Clicking on “Create proof copy” not only creates a virtual copy, but also names it with the set profile.
So before you click, select the right profile. This way, you still know later exactly what the virtual copy was good for and keep track of it. Even if you later want to print (have printed) again on this paper-printer combination, you do not have to start again.
(Render) priority is about conversion modes that translate colors of the larger color space into the smaller printer color space
A possible depth compensation option should remain deactivated.
Simulate paper color causes the contrast range to be reduced and the respective paper color to be displayed on the monitor as well.
Now you can adjust the image according to the changed display, e.g. increase the brightness, change contrasts, etc.
If you now compare the well-dried printout with the monitor, you will see that the match is much closer to the monitor display than before. Since a print is not self-luminous, it still depends on the color temperature of the light source, of course.
Those who are also dependent on an absolutely color-correct assessment here can buy a not-so-quite inexpensive standard light box.
When starting image processing, sharpening should be done using e.g. Nik RAW Sharpener or a sensor-related sharpening script.
Immediately before printing, a medium-related sharpening should be performed with the Nik Output Sharpener. The printer type and viewing distance are also queried here.
Link to Photoshop sharpening actions at FineArtPrinter (magazine):
Printing on your own printer with ICC profiles
If you want to avoid the quite error-prone nature of the many menus, you should think about buying a printing software like Printao8 or Mirage. Here you only need to specify the printer, paper type, size and output tray. The software ensures the correct profiles and settings. It bypasses the printer driver. This is integrated here.

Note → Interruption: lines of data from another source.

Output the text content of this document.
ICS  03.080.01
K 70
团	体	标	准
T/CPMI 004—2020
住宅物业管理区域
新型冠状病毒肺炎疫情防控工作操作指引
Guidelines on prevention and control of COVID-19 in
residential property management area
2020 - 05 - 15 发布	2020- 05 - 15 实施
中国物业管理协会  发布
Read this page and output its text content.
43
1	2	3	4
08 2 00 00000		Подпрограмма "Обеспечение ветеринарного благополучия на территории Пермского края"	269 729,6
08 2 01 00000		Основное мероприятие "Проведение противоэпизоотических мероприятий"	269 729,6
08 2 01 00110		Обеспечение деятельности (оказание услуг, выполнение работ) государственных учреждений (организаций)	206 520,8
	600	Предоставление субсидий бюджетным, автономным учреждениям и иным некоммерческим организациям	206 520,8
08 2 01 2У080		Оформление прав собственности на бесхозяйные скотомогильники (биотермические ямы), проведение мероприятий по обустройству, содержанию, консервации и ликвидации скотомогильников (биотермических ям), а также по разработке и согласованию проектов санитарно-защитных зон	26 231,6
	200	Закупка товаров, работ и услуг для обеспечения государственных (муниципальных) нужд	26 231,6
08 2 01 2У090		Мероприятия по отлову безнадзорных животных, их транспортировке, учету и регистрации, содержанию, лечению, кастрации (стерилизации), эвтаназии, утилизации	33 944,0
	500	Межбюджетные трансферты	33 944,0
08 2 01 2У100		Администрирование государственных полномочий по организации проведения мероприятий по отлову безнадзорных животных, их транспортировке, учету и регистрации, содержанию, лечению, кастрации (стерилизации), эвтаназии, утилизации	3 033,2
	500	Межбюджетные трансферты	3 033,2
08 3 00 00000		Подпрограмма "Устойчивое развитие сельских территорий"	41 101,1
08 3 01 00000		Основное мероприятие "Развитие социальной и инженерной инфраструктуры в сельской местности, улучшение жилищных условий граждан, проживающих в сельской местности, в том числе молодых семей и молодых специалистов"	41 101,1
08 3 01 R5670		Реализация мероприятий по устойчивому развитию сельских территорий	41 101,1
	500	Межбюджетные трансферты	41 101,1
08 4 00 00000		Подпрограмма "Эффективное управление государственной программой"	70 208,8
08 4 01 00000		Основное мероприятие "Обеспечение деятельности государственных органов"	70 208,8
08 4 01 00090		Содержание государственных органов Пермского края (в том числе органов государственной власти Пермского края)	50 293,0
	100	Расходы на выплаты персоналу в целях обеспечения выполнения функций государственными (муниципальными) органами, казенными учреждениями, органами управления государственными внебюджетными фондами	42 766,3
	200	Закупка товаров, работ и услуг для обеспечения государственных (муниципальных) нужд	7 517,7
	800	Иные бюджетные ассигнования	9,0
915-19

Sample print via Photoshop CC
Calling up the menu via “File – Print
Draw menu as large as possible
Under the image preview, activate “Simulate printout (soft proof)” and “Show paper white” to see final check.
Settings to be made:
- Color management through Photoshop
- Select paper printer profile
- Enable 16 bit
- Normal pressure
- Perceptual (pay attention to paper manufacturer’s recommendation), motif-dependent
- Deactivate depth compensation
After that click on “Printer settings”.
Here, click on the “Layout” drop-down box and select “Color Matching”.
To completely deactivate color management at printer driver level, select “Epson Color Matching Mode” here.
Unfortunately, ColorSync cannot be disabled in some cases. It is grayed out. To prevent the driver from destroying all color adjustments again, it is necessary to replace the profiles stored here with those that pass everything through one-to-one – so-called generic profiles.
To do this, download the Generic ICC Profile from http://download.datacolor.eu/files/genericrgb.zip, unpack it and save it under the path “HD-Library-ColorSync-Profiles”.
Then, under Utilities, open the ColorSync utility and under Devices, click on the small arrow for its printer in the respective profiles, then click on “other” and select the Generic RGB icc.
Video from Datacolor on the subject: https://www.youtube.com/watch?v=YfpQcnvfPUM
______ Digression end
Then switch to “Printer settings
Under Medium, you now select the paper grade that the paper manufacturer recommends for your grade. It is somewhat confusing that another designation is used here again.
For Tecco Baryt BT270, for example, select Premium Semigloss Photo Paper here.
Here, for example, Tecco gives the recommendation 2880 dpi for the above-mentioned paper.
To send the largest possible amount of data to the printer we activate 16Bit.
Even if it’s just nuances these days, you should avoid bidirectional printing in FineArt, and leave “fast” disabled.